Cora is behind the circulation desk, gathering things up and humming to herself. It’s a subtle reminder that she has plans and I’m cramping her style as the only person in this utterly abandoned place. I don’t blame her. It’s a gorgeous summer day and I’m ready to be outside, too, but I key in one last search before I close the computer down. This time I’m a bit more specific. Iowa water pollution cases. The headlines scroll:
IOWA TOWNS FIGHT TO KEEP POLLUTION OUT OF TAP WATER
MORE THAN HALF OF IOWA WATER BODIES POLLUTED
IOWA CORN FARMS POISON DRINKING WATER
SMALL FARMERS BATTLE BIG AGRA
NASTY WATER WARS
Water wars indeed.
But this isn’t my battle to fight. I turn off the computer and tuck my chair in under the table. Cora gives me a look as I approach her with the lanyard and guest card outstretched.
“Find what you needed?” she asks slyly.
“Poison,” I tell her with a wink. “Quick, clean, undetectable.”
Cora’s laughter follows me all the way out the door.
It’s hazy and humid when I jog down the steps, and I hurry to where my car is parked in the shadow of the community center. My hour at the library has unnerved me, and when I glance through the driver’s-side window and see a yellow Post-it Note stuck to my steering wheel, a flutter of dread wings against my skin.
I don’t lock my car doors—ever. Why would I? This is Jericho, where everyone knows my name and can recognize my car by the scattering of rust over the back wheel wells. Ashley has returned borrowed shirts by tossing them on the passenger seat, and my mom often slips treats in my cupholder just because. But this feels different.
I yank open the door and slide into the hot car, snatching up the little square of paper as if I expect it to be a death threat.
Hit play. —Sullivan
I’m confused for a moment, glancing around until my eyes fall on the cassette deck in my dash. I’ve never used it, not once, but now the little flap is pushed back and I can see there is a tape inside. My car is a hand-me-down, and it has both a CD player and a tape player that came with an impressive collection of my mom’s old classic cassettes. She had once handed them to me in a cardboard box with a half smile and listening notes on her favorite composers and songs. I lugged the box around in my trunk for a while until Mom realized I was never going to develop an appreciation for her ten-tape ultimate classical collection. She reclaimed the box and stuck it in the attic.

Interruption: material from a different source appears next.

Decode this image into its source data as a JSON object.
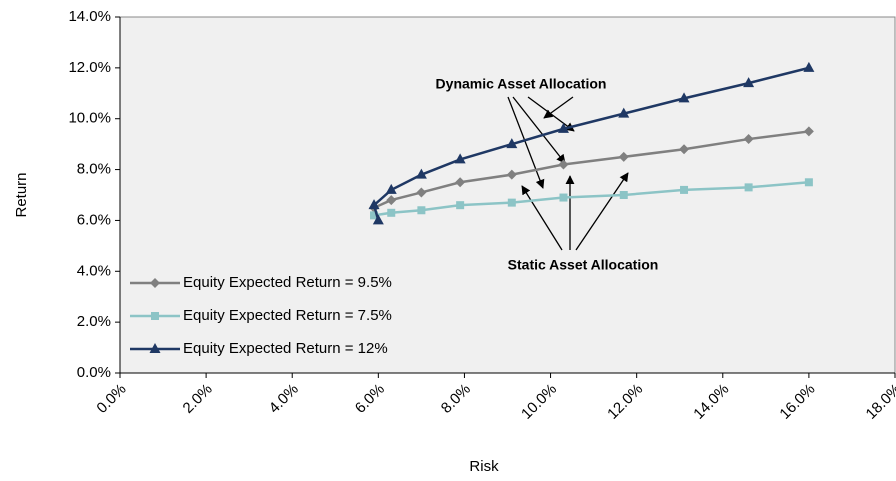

A tape? I’m not even sure I know how to use one. And a pucker of concern makes me wonder if I want to follow Sullivan’s instructions at all. What could it be? A confession? An in-depth explanation of water contamination? I turn the ignition and sit with my car running in park. Then, with some trepidation, I reach over. The play button sinks with a satisfying click.
It’s a song I know, perfectly cued up to the first few lightly strummed guitar chords. I can’t help the smile that tugs at my lips, nor can I stop myself from grabbing my phone and dialing his number.